Released after their ridiculously brilliant Yankee Hotel Foxtrot, A Ghost is Born had a lot to prove and that it's a bit of a comedown from that record is not necessarily a bad thing. Having said that I'm not sure A Ghost is Born is a worse record, it's just different. Whereas Yankee certainly had an express theme and was sequenced to play as a single entity, Ghost is a bit all over the map. People have called it uneven, I'd say unfocused, but even so all the songs are great.

A Ghost Is Born was something of a middle ground between the classic rock of Summerteeth and the experimentation of Yankee. Sure there are a lot of guitar solos, but they're fucking great. They don't feel forced - they're integral to the success of early tracks like "At Least That's What She Said" and "Muzzle of Bees."

A Ghost Is Born also has some of the bands most accessible (in a good way) moments. I'm thinking specifically about "Hummingbird", "Handshake Drugs" and "Company In My Back."

And then there's the wild cards. "Spiders (Kidsmoke)" and "Less Than You Think."

I wholly support the former and tolerate the latter.

I think "Spiders" is a really great song.
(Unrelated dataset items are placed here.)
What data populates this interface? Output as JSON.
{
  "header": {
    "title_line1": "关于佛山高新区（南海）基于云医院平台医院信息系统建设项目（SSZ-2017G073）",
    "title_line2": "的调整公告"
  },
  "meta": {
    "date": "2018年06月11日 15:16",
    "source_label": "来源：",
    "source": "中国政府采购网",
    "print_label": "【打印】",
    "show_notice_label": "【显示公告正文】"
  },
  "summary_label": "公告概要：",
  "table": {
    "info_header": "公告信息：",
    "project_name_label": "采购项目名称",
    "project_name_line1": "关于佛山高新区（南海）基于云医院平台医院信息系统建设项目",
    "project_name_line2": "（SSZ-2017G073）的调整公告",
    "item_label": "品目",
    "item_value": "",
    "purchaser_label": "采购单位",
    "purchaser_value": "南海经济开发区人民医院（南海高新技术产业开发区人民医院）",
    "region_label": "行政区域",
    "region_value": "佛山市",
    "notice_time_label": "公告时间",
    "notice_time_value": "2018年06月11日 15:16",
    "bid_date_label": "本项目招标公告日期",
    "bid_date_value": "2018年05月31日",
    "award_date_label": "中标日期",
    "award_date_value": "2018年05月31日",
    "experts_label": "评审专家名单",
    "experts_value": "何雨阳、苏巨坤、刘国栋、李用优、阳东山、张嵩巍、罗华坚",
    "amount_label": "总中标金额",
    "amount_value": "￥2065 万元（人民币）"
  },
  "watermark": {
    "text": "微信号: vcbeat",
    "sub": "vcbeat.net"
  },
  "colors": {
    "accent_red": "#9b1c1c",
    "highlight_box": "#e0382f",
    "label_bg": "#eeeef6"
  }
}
For a band who did a lot of unexpected things on Yankee, "Spiders" was a left turn no one saw coming - a ten minute krautrock jam with a circuitous hook that goes on, seemingly, forever. On the A Ghost Is Born tour, "Spiders" was a highlight of the shows and I will always remember it fondly.

As for "Less Than You Think" which concluded with nearly twelve minutes of noise...what can you do? I remember when the record came out I said I thought it was Jeff Tweedy railing against the death of the mixtape. Had you wanted "Less Than You Think" on your mix, you could do it easily with a cassette - just hack of that last twelve minutes, but you couldn't do that on a mix CD or ipod playlist. As someone who still laments the loss of the mixtape, I still like to think that's the truth (even though it's more than likely not - Tweedy's stated it was supposed to be the aural equivalent of the migraines that forced him to abuse pharmaceutical drugs).

I happen to love the way A Ghost Is Born ends, not with twelve minutes of noise but with a nice inoffensive two and half minutes of pure pop bliss (and a song lamenting the record industry and the radio, a hint that maybe my mix tape theory holds some water) "The Late Greats." That's Wilco for you. And I will more than likely love them forever. No matter what they do.